Press Release
September 6, 2008

Prioritize things, Loren tells gov't in face of surging inflation

Senator Loren Legarda yesterday called on the government to prioritize things and review its economic policy in the face of surging inflation which stood at 12.5 percent in July

"While the pace is moderate as they say, the thing is it still persists and it can not be taken for granted because people, specially the poor, are too vulnerable to inflation no matter how slight it is," said Legarda, who is the chairman of the Senate Committee on Economic Affairs.

The National Statistics Office data showed that August inflation was up from the revised 12.3 percent hike in July, which is still within the forecast of Bangko Sentral ng Pilipinas, which had earlier projected the range to be within 11.8 to 12.6 percent.

"Still, we cannot close our eyes to the realties that because of so many factors like the volatile crude and oil prices in the world market, our country remains vulnerable owing to the fact that we are not ready for this kind of eventuality," Legarda said.

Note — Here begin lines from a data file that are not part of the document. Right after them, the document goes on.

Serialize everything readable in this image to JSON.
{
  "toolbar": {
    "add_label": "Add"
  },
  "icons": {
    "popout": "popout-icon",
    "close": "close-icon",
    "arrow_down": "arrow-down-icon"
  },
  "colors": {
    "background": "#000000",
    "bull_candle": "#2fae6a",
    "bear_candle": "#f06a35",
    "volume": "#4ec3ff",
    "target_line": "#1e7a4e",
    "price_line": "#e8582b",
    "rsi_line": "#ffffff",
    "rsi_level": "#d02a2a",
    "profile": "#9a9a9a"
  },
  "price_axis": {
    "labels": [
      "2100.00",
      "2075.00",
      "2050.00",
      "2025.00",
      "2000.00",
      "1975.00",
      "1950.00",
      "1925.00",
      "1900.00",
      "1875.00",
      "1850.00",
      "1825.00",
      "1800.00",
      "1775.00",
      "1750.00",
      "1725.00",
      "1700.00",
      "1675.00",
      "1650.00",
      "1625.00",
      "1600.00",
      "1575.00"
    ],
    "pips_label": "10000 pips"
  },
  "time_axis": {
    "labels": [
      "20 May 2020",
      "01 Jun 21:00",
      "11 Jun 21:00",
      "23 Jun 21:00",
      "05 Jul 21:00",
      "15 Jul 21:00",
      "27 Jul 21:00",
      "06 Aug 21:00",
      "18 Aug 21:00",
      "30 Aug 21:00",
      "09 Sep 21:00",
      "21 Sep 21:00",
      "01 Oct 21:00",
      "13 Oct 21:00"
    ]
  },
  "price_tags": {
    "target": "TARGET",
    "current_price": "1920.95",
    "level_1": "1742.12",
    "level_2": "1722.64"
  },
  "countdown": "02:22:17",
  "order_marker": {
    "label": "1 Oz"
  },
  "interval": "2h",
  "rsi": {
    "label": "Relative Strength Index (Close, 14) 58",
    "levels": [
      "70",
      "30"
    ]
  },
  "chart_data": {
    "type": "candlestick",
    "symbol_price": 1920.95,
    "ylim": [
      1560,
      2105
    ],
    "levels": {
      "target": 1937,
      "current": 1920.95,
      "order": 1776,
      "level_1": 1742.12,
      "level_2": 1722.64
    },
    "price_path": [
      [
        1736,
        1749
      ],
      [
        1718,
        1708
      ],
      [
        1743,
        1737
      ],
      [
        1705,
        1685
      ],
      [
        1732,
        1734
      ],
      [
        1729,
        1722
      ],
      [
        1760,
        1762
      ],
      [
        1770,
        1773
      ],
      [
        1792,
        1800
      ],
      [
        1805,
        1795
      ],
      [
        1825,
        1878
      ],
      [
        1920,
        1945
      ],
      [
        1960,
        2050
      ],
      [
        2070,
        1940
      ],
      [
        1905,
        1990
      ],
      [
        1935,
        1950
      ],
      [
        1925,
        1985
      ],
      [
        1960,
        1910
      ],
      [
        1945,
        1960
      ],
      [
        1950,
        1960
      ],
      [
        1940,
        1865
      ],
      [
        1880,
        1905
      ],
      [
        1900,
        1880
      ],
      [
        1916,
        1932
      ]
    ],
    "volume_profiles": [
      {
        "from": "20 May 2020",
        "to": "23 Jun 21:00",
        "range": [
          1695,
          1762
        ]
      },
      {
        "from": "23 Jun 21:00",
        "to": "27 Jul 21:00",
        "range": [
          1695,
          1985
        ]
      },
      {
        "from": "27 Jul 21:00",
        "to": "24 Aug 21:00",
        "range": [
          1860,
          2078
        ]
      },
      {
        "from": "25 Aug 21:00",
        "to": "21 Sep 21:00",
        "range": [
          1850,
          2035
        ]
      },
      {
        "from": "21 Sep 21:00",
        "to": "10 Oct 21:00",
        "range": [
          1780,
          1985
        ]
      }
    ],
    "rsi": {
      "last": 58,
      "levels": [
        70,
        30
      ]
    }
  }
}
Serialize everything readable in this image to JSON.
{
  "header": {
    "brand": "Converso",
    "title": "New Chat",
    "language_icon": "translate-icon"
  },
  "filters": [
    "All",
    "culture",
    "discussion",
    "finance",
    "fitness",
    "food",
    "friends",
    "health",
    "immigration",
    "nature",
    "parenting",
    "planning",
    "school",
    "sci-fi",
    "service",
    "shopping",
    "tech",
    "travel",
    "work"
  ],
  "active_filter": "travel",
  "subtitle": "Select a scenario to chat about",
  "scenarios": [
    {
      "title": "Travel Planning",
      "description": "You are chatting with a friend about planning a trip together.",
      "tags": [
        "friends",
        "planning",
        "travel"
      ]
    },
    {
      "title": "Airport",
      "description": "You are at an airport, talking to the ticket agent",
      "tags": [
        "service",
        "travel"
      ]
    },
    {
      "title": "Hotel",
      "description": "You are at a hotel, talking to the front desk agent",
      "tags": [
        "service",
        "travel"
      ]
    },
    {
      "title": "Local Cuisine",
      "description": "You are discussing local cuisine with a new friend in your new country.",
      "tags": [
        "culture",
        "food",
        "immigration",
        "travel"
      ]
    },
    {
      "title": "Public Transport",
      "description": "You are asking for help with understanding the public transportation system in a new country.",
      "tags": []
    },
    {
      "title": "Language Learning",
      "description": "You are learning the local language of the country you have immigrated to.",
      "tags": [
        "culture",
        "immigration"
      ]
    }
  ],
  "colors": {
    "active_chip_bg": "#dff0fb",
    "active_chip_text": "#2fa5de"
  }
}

"We are always caught unprepared. Why? Because we do not have sound long-term economic goal which would make this country strong enough to cushion the impact of unforeseen circumstances like this," she added.

"Unfortunately, the government seemed busy in other "fronts" while the people are experiencing dehumanizing poverty," she said.

The rise in prices of goods and services in August was the highest in average not seen in 17 years, and this, Legarda said, should be enough reason for our economic managers to be alert.

According to the NSO, all commodity groups recorded higher inflation except for those under the food, beverage and tobacco basket. Food inflation slowed to 18.1 percent in August from 18.6 percent in the previous month. Inflation of rice, the country's staple grain, decelerated to 45.1 percent last month from 50.0 percent in July.

On the other hand, the cost of fuel, light and water jumped 7.2 percent in August from 5.5 percent a month before. Inflation for housing and repair also went up at 5.0 percent last month from 4.6 percent in July.

Services inflation stood at 13.5 percent last month from 12.5 percent in July. The cost of clothing climbed faster at 4.6 percent in August compared to 4.5 percent in July; while the cost of miscellaneous items measured for inflation went up 3.3 percent last month from 3.0 percent in the previous month.

"All these undoubtedly, could be attributed to the oil crisis, which had hit historic highs earlier this year. Although there is some relief owing to the slight downtrend of oil prices, we should not as yet relax. Instead, the government must take the opportunity to come up with long-term solution," she said.

International crude prices have fallen below the crucial $110/barrel mark to hit $107 a barrel as of Thursday.

"The trouble with this government is that it has the tendency to be complacent. It's time it paid attention to realistic solution and that is giving more weight to the agricultural sector, technological advance, and education," She said.

"Isn't it ironic that we are affected by rise in commodities such as food when are in an agricultural country? Or we are our own worst enemies?" Legarda lamented.

Analysts also pointed out as inflationary the recent announcement by Manila Electric Company that it will raise its rates.